(no subject)

Nov 05, 2008 23:00



I.

It’s the autumn of 1999 and you’ve just celebrated a year of sobriety and your twenty first birthday. You’ve been lying, supine, on your parents’ brown leather sofa for a month because you’ve had mono.

You got mono from a beautiful redheaded bombshell. She’s nineteen, about five foot three, ninety eight pounds, and has borderline personality disorder, except you won’t realize that until several years, relationships, and hours of therapy later. She was your first girlfriend in your new found sobriety, and all the feelings you feel with her are more profound than any feelings you’ve ever felt in the past. She set the benchmark which will haunt you for the rest of your life.

She broke up with you. While you were lying supine on your parents’ brown leather sofa, she calls you up on the phone in tears.

“Billy, I miss her. I miss my daughter.” She was talking about an offspring she had birthed and given up for adoption five years prior. She had claimed to you that she was raped by an ex boyfriend, and that’s how she got pregnant. That this vile ex boyfriend raped her and took her virginity. Strangely, though, you didn’t put together that she could fuck like a Venezuelan whore.

Your fever had spiked 102, and in some ethereal moment of clarity you say to her: “Diane, she’s not your daughter anymore. Get over it.”

She responds indignantly and tells you in sobs and spite that it’s over.

Your fever climbs, and your tonsils and adenoids swell to near total occlusion, and you haven’t eaten in three days because it hurts too much to swallow.

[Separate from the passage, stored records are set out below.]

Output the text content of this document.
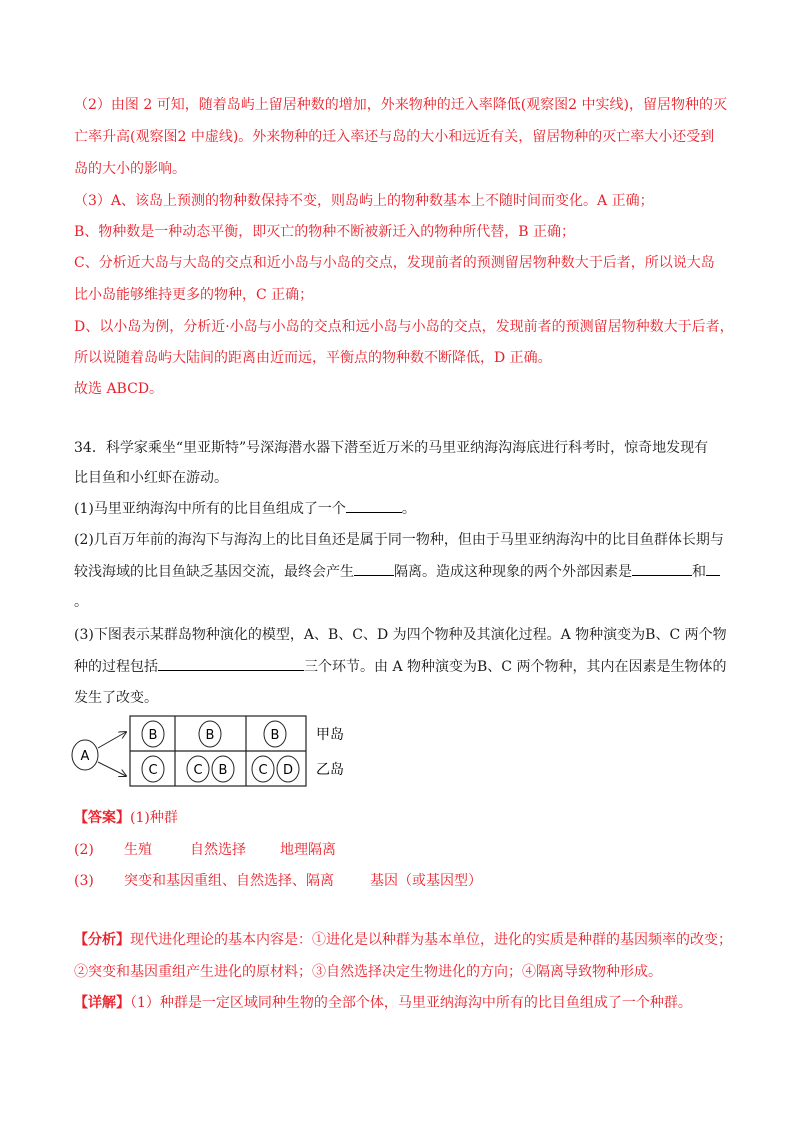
（2）由图 2 可知，随着岛屿上留居种数的增加，外来物种的迁入率降低(观察图2 中实线)，留居物种的灭
亡率升高(观察图2 中虚线)。外来物种的迁入率还与岛的大小和远近有关，留居物种的灭亡率大小还受到
岛的大小的影响。
（3）A、该岛上预测的物种数保持不变，则岛屿上的物种数基本上不随时间而变化。A 正确；
B、物种数是一种动态平衡，即灭亡的物种不断被新迁入的物种所代替，B 正确；
C、分析近大岛与大岛的交点和近小岛与小岛的交点，发现前者的预测留居物种数大于后者，所以说大岛
比小岛能够维持更多的物种，C 正确；
D、以小岛为例，分析近·小岛与小岛的交点和远小岛与小岛的交点，发现前者的预测留居物种数大于后者，
所以说随着岛屿大陆间的距离由近而远，平衡点的物种数不断降低，D 正确。
故选 ABCD。
34．科学家乘坐“里亚斯特”号深海潜水器下潜至近万米的马里亚纳海沟海底进行科考时，惊奇地发现有
比目鱼和小红虾在游动。
(1)马里亚纳海沟中所有的比目鱼组成了一个	。
(2)几百万年前的海沟下与海沟上的比目鱼还是属于同一物种，但由于马里亚纳海沟中的比目鱼群体长期与
较浅海域的比目鱼缺乏基因交流，最终会产生	隔离。造成这种现象的两个外部因素是	和
。
(3)下图表示某群岛物种演化的模型，A、B、C、D 为四个物种及其演化过程。A 物种演变为B、C 两个物
种的过程包括	三个环节。由 A 物种演变为B、C 两个物种，其内在因素是生物体的
发生了改变。
A
B	B	B
C	C B C D
甲岛
乙岛
【答案】(1)种群
(2) 生殖	自然选择 地理隔离
(3) 突变和基因重组、自然选择、隔离	基因（或基因型）
【分析】现代进化理论的基本内容是：①进化是以种群为基本单位，进化的实质是种群的基因频率的改变；
②突变和基因重组产生进化的原材料；③自然选择决定生物进化的方向；④隔离导致物种形成。
【详解】（1）种群是一定区域同种生物的全部个体，马里亚纳海沟中所有的比目鱼组成了一个种群。
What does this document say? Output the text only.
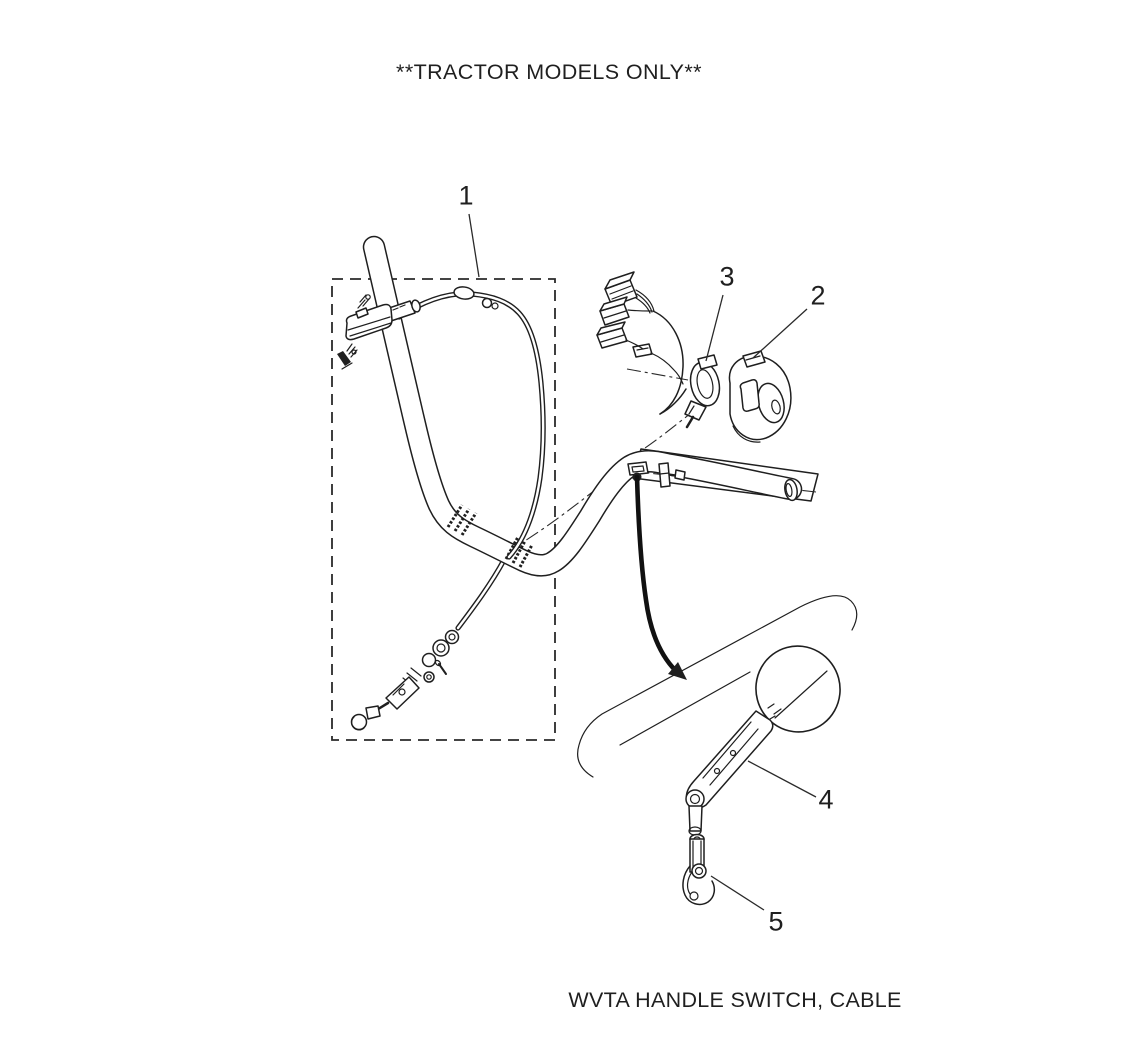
**TRACTOR MODELS ONLY**
1
2
3
4
5
WVTA HANDLE SWITCH, CABLE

Your parents take you to the emergency room. They give you an IV of saline and glucose, rehydrating your emaciated self. The young doc on staff gives you Vicodin so you can bear the pain of swallowing so you can eat. He also gives you a serum of Xylocaine and glycerin, which he calls his “own concoction,” claiming it is something to gargle with to numb the pain.

You later find out that Diane’s big boned lackey friend, Jesse, who works at this particular hospital, knew the doctor, and was charged with checking up on you by the benevolent Diane. You find out this, and many other things, later.

Diane’s sister, Stacy, is in AA, and you see her at young people’s meetings. You chit chat small talk, and later find out she started dating this paunchy arrogant DJ she had befriended that summer. You never liked him.

You pump Jesse, and Stacy for information, and they become more and more distant.

You amble gaunt and pallid, back to meetings. Feeling like a new comer. Your sponsor, he doesn’t even seem to think you’re sober. Looks at you like you’re a leper.

You’ve lost thirty seven pounds. You swim in sweatshirts. The world to you looks horrid and gnarled. A nebulous crow about Y2K looms on the horizon, hanging a bland pall, which, curiously, comforts you. At least, you figure, everyone seems to be going mad.